Friday, June 26, 2015

clobber

mv --no-clobber option

Problem:

I'm writing a script in which I need to move files from one directory to another. However, some of the files have the same name, and I want to keep the older file, so I can't use --update. I'm moving files from the newer directory to the older directory, so what I'm looking for is a way to automatically not overwrite. Basically, I need the behavior of mv with the opposite of --force option. I can't use the --interactive option either, because I'm copying multiple files and I don't want mv to hang.

There's no reason I must use mv, I just assumed it'd be the easiest way to accomplish what I need. If there's an easier way that doesn't involve mv I'm open for suggestions.

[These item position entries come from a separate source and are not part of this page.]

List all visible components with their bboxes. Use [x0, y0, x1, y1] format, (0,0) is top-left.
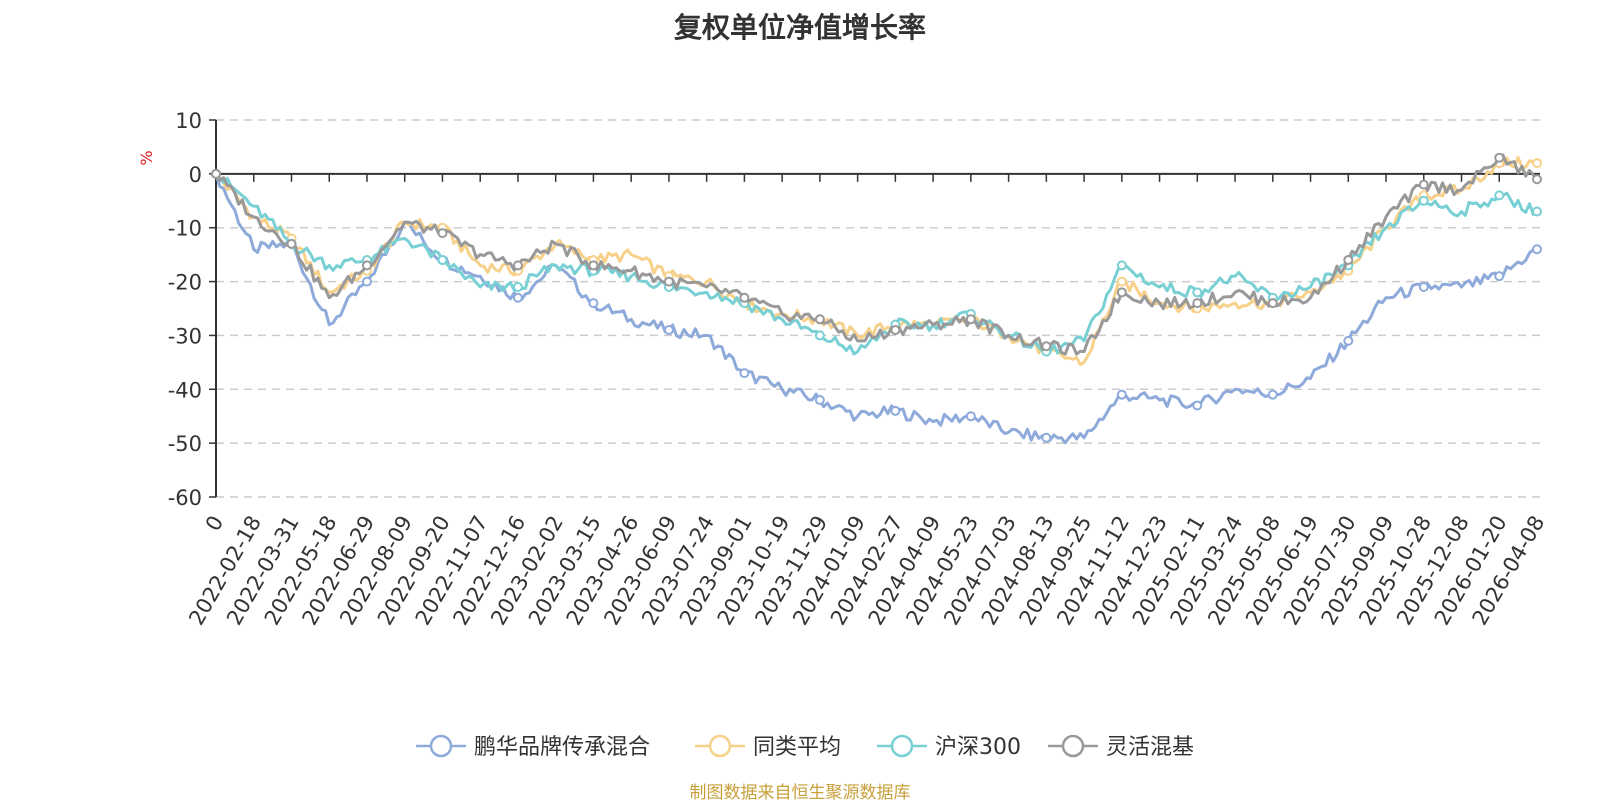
data-point	[1192, 287, 1203, 298]
legend[interactable]: 鹏华品牌传承混合 同类平均 沪深300 灵活混基	[416, 734, 1194, 760]
data-point	[1267, 389, 1278, 400]
data-point	[814, 314, 825, 325]
legend-label: 沪深300	[935, 735, 1021, 760]
data-point	[1532, 174, 1542, 185]
data-point	[1532, 244, 1542, 255]
data-point	[1494, 152, 1505, 163]
legend-item-2[interactable]: 沪深300	[877, 734, 1021, 760]
axes: 100-10-20-30-40-50-6002022-02-182022-03-…	[168, 109, 1550, 629]
y-tick-label: -50	[168, 432, 202, 456]
data-point	[663, 325, 674, 336]
data-point	[1343, 255, 1354, 266]
data-point	[1116, 389, 1127, 400]
series-line	[214, 153, 1539, 356]
data-point	[1418, 195, 1429, 206]
series-0	[211, 168, 1542, 445]
data-point	[1418, 179, 1429, 190]
legend-item-1[interactable]: 同类平均	[695, 734, 841, 760]
data-point	[1116, 276, 1127, 287]
y-tick-label: -40	[168, 378, 202, 402]
data-point	[739, 292, 750, 303]
data-point	[588, 298, 599, 309]
data-point	[1192, 298, 1203, 309]
data-point	[1041, 432, 1052, 443]
series-line	[214, 172, 1538, 356]
series-line	[214, 173, 1538, 445]
data-point	[1532, 158, 1542, 169]
data-point	[890, 405, 901, 416]
y-tick-label: -30	[168, 324, 202, 348]
legend-swatch-marker	[708, 734, 732, 758]
data-point	[512, 281, 523, 292]
data-point	[1267, 298, 1278, 309]
data-point	[1532, 206, 1542, 217]
data-point	[1116, 287, 1127, 298]
y-tick-label: 10	[175, 109, 202, 133]
series-lines	[211, 152, 1542, 445]
data-point	[1418, 281, 1429, 292]
data-point	[211, 168, 221, 179]
legend-swatch-marker	[429, 734, 453, 758]
legend-label: 同类平均	[753, 735, 841, 760]
data-point	[512, 260, 523, 271]
series-3	[211, 152, 1542, 356]
data-point	[814, 395, 825, 406]
data-point	[361, 260, 372, 271]
data-point	[437, 228, 448, 239]
y-tick-label: -60	[168, 486, 202, 510]
grid-lines	[216, 119, 1540, 498]
data-point	[1494, 190, 1505, 201]
data-point	[1494, 271, 1505, 282]
data-point	[512, 292, 523, 303]
data-point	[663, 276, 674, 287]
data-point	[965, 411, 976, 422]
data-point	[1343, 335, 1354, 346]
source-note: 制图数据来自恒生聚源数据库	[689, 783, 911, 803]
data-point	[1192, 400, 1203, 411]
data-point	[361, 276, 372, 287]
data-point	[890, 325, 901, 336]
y-tick-label: -10	[168, 217, 202, 241]
x-tick-label: 0	[201, 512, 228, 536]
data-point	[286, 238, 297, 249]
data-point	[1041, 341, 1052, 352]
legend-swatch-marker	[1061, 734, 1085, 758]
series-1	[211, 155, 1542, 366]
legend-swatch-marker	[890, 734, 914, 758]
data-point	[965, 314, 976, 325]
data-point	[739, 368, 750, 379]
data-point	[814, 330, 825, 341]
chart-title: 复权单位净值增长率	[673, 11, 926, 44]
data-point	[437, 255, 448, 266]
y-tick-label: 0	[189, 163, 202, 187]
legend-item-0[interactable]: 鹏华品牌传承混合	[416, 734, 650, 760]
y-axis-unit-label: %	[137, 150, 156, 165]
legend-label: 灵活混基	[1106, 735, 1194, 760]
legend-item-3[interactable]: 灵活混基	[1048, 734, 1194, 760]
data-point	[1116, 260, 1127, 271]
y-tick-label: -20	[168, 271, 202, 295]
data-point	[588, 260, 599, 271]
series-line	[214, 155, 1538, 366]
legend-label: 鹏华品牌传承混合	[474, 735, 650, 760]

After searching around a while I found this recent webpage which makes it seem as though mv will now have a --no-clobber option which will do exactly what I need. I'm running Ubuntu on this computer, so I'm sure the webpage is relevant, but mv doesn't like --no-clobber despite the fact that my system is updated.

So basically what I need is explained in the first paragraph. I want a script to move files from one directory to another and automatically NOT overwrite: the oppsite of --force.

Thanks in advance for any help or suggestions!
 
Solution:
 
Code:
fromdir=/path/to/original/files
destdir=/path/to/destination/directory

cd "$fromdir" || exit 1

for file in *
do
  [ -f "$destdir/$file" ] || mv "$file" "$destdir"
done

 The above code will work nicely.

The other possible solution is: 
 
bash: set -o clobber 
 
which will deny overwriting any files.